Rosary recitals came with an occasional comical incident. One night, when the whole family was kneeling and praying, my father’s sarong came off his waist and fell to his knees. It was a hilarious scene. I burst out giggling. Seeing my reaction, my sister started giggling with me. Father quickly recovered and covered himself, pulling the sarong up. Despite her best efforts, my mother could not hide her grin. My grandmother pretended that nothing had happened. After a few minutes of giggling, my sister and I settled down and continued our rosary.
Whenever I visited our relatives and stayed over, I took part in their evening rosary rituals. It was a must in our extended families before dinner. The day was only complete with the family getting together for a rosary.
The first decade of the rosary was led by my father, second by my mother, third by my grandmother, and then by the kids.

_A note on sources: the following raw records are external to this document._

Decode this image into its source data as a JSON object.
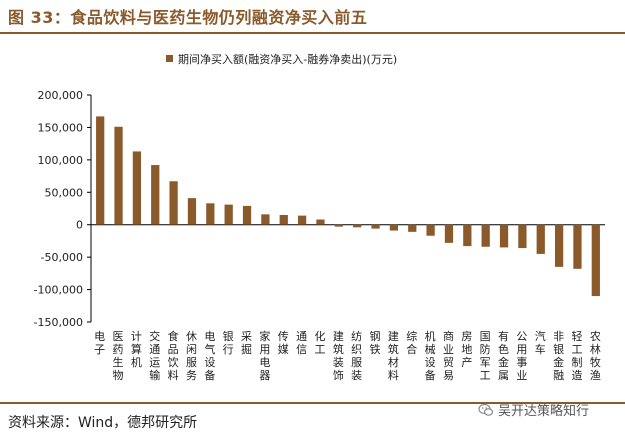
{
  "figure": {
    "title": "图 33：食品饮料与医药生物仍列融资净买入前五",
    "source": "资料来源：Wind，德邦研究所",
    "watermark": "吴开达策略知行"
  },
  "colors": {
    "accent": "#8b5a2b",
    "bar": "#8b5a2b",
    "axis": "#000000"
  },
  "chart_data": {
    "type": "bar",
    "title": "",
    "legend": "期间净买入额(融资净买入-融券净卖出)(万元)",
    "legend_position": "top-center",
    "xlabel": "",
    "ylabel": "",
    "ylim": [
      -150000,
      200000
    ],
    "yticks": [
      -150000,
      -100000,
      -50000,
      0,
      50000,
      100000,
      150000,
      200000
    ],
    "ytick_labels": [
      "-150,000",
      "-100,000",
      "-50,000",
      "0",
      "50,000",
      "100,000",
      "150,000",
      "200,000"
    ],
    "grid": false,
    "categories": [
      "电子",
      "医药生物",
      "计算机",
      "交通运输",
      "食品饮料",
      "休闲服务",
      "电气设备",
      "银行",
      "采掘",
      "家用电器",
      "传媒",
      "通信",
      "化工",
      "建筑装饰",
      "纺织服装",
      "钢铁",
      "建筑材料",
      "综合",
      "机械设备",
      "商业贸易",
      "房地产",
      "国防军工",
      "有色金属",
      "公用事业",
      "汽车",
      "非银金融",
      "轻工制造",
      "农林牧渔"
    ],
    "series": [
      {
        "name": "期间净买入额(融资净买入-融券净卖出)(万元)",
        "values": [
          167000,
          151000,
          113000,
          92000,
          67000,
          41000,
          33000,
          31000,
          29000,
          16000,
          15000,
          14000,
          8000,
          -3000,
          -4000,
          -6000,
          -9000,
          -11000,
          -17000,
          -28000,
          -33000,
          -34000,
          -35000,
          -36000,
          -45000,
          -65000,
          -68000,
          -110000
        ]
      }
    ]
  }
}
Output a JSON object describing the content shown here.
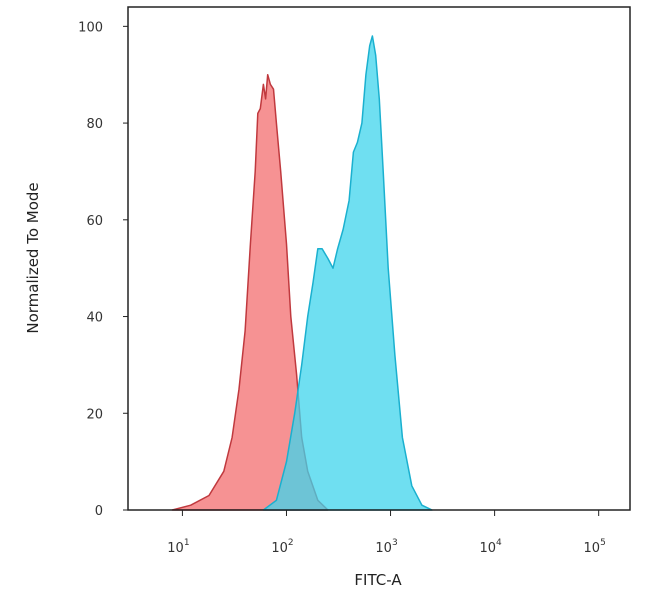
{
  "chart_data": {
    "type": "area",
    "title": "",
    "xlabel": "FITC-A",
    "ylabel": "Normalized To Mode",
    "x_scale": "log",
    "xlim": [
      3,
      200000
    ],
    "ylim": [
      0,
      104
    ],
    "grid": false,
    "legend": "none",
    "x_ticks": [
      {
        "value": 10,
        "base": "10",
        "exp": "1"
      },
      {
        "value": 100,
        "base": "10",
        "exp": "2"
      },
      {
        "value": 1000,
        "base": "10",
        "exp": "3"
      },
      {
        "value": 10000,
        "base": "10",
        "exp": "4"
      },
      {
        "value": 100000,
        "base": "10",
        "exp": "5"
      }
    ],
    "y_ticks": [
      "0",
      "20",
      "40",
      "60",
      "80",
      "100"
    ],
    "series": [
      {
        "color_fill": "#f47f80",
        "color_line": "#c0393e",
        "points": [
          [
            8,
            0
          ],
          [
            12,
            1
          ],
          [
            18,
            3
          ],
          [
            25,
            8
          ],
          [
            30,
            15
          ],
          [
            35,
            25
          ],
          [
            40,
            37
          ],
          [
            45,
            55
          ],
          [
            50,
            70
          ],
          [
            53,
            82
          ],
          [
            56,
            83
          ],
          [
            60,
            88
          ],
          [
            63,
            85
          ],
          [
            66,
            90
          ],
          [
            70,
            88
          ],
          [
            75,
            87
          ],
          [
            80,
            80
          ],
          [
            88,
            70
          ],
          [
            100,
            55
          ],
          [
            110,
            40
          ],
          [
            125,
            28
          ],
          [
            140,
            15
          ],
          [
            160,
            8
          ],
          [
            200,
            2
          ],
          [
            250,
            0
          ]
        ]
      },
      {
        "color_fill": "#3fd4ec",
        "color_line": "#1ab0cf",
        "points": [
          [
            60,
            0
          ],
          [
            80,
            2
          ],
          [
            100,
            10
          ],
          [
            120,
            20
          ],
          [
            140,
            30
          ],
          [
            160,
            40
          ],
          [
            180,
            47
          ],
          [
            200,
            54
          ],
          [
            220,
            54
          ],
          [
            250,
            52
          ],
          [
            280,
            50
          ],
          [
            310,
            54
          ],
          [
            350,
            58
          ],
          [
            400,
            64
          ],
          [
            440,
            74
          ],
          [
            480,
            76
          ],
          [
            530,
            80
          ],
          [
            580,
            90
          ],
          [
            630,
            96
          ],
          [
            670,
            98
          ],
          [
            720,
            94
          ],
          [
            780,
            85
          ],
          [
            850,
            70
          ],
          [
            950,
            50
          ],
          [
            1100,
            32
          ],
          [
            1300,
            15
          ],
          [
            1600,
            5
          ],
          [
            2000,
            1
          ],
          [
            2500,
            0
          ]
        ]
      }
    ]
  }
}
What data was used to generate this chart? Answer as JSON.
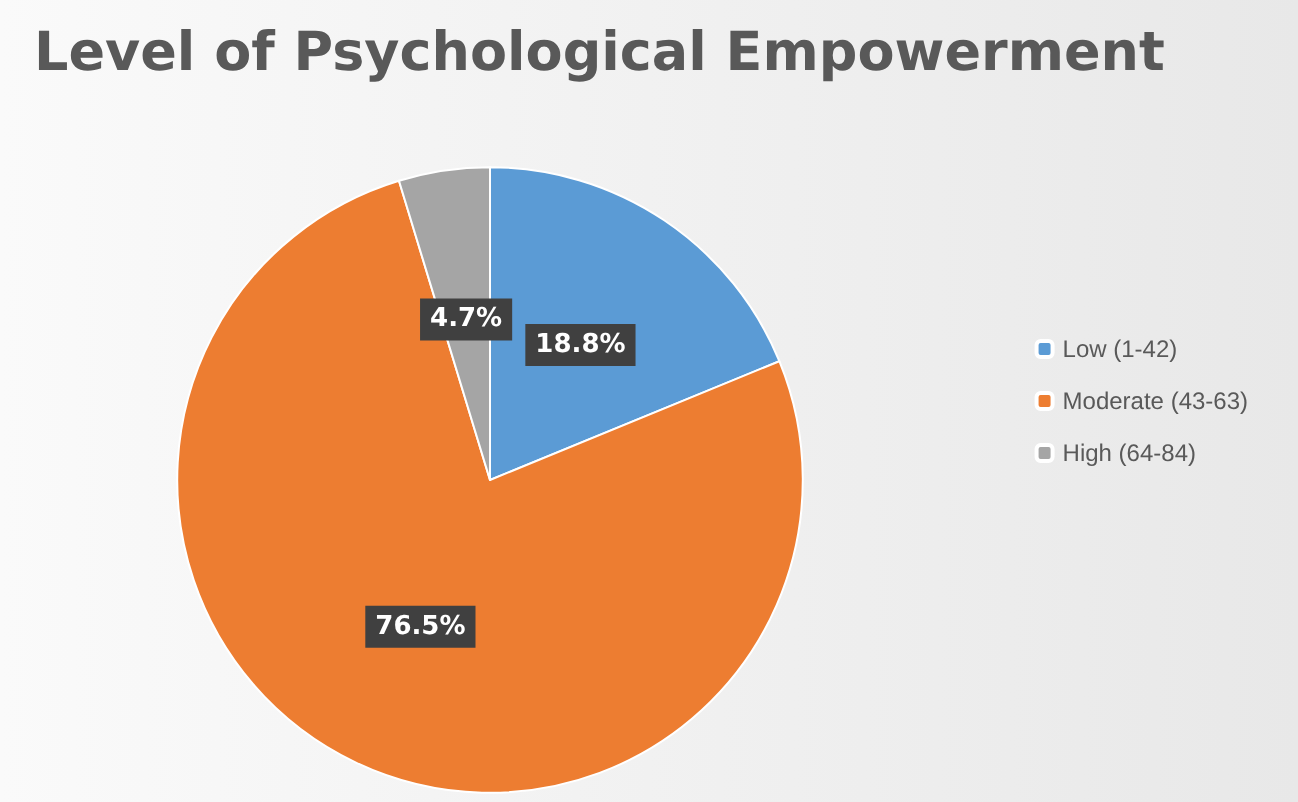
{
  "chart_data": {
    "type": "pie",
    "title": "Level of Psychological Empowerment",
    "categories": [
      "Low (1-42)",
      "Moderate (43-63)",
      "High (64-84)"
    ],
    "values": [
      18.8,
      76.5,
      4.7
    ],
    "colors": [
      "#5b9bd5",
      "#ed7d31",
      "#a5a5a5"
    ],
    "value_labels": [
      "18.8%",
      "76.5%",
      "4.7%"
    ],
    "legend": "right"
  }
}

Family seniority played out in the order of the recital.
The rosary played a big part in the Sunday services in our church. The rosary was said aloud before the Sunday mass. The protagonist was none other than the chief layman of the church, my grandmother’s cousin, who lived across from our home. He was so loud that the whole church could hear his voice in the days before the microphones became commonplace. He must have been faithful to his God and had nothing to do with children. He never smiled at me despite living across our home.
Many years later, I was in a boarding school run by Christian brothers. In the adjoining building were retired Christian brothers. Among them was Bro. Luke. His favourite pastime in retirement was walking around the compound and giving away rosaries to children. He would grab a rosary from his robe pocket and gift it to kids. That was Bro. Luke’s way of flocking young children to his God. But he had a disability in his old age, trouble remembering faces.
Knowing Bro Luke’s weakness, I took many rosaries from him, sometimes two a day. Then, all I had to do was go near him and say, “God Bless”. Overjoyed, imagining that he was multiplying God’s flock, a colourful rosary would immediately come et. But he’d forget who that boy was in a minute.
When I left the boarding, I had a massive collection of rosaries, perhaps around twenty, all thanks to Bro Luke’s generosity. Some of his rosaries were luminous, shining in the night in darkness, a marvel for young boys like me. My collection of rosaries was precious, and I protected them in a box until I left Sri Lanka a few years later.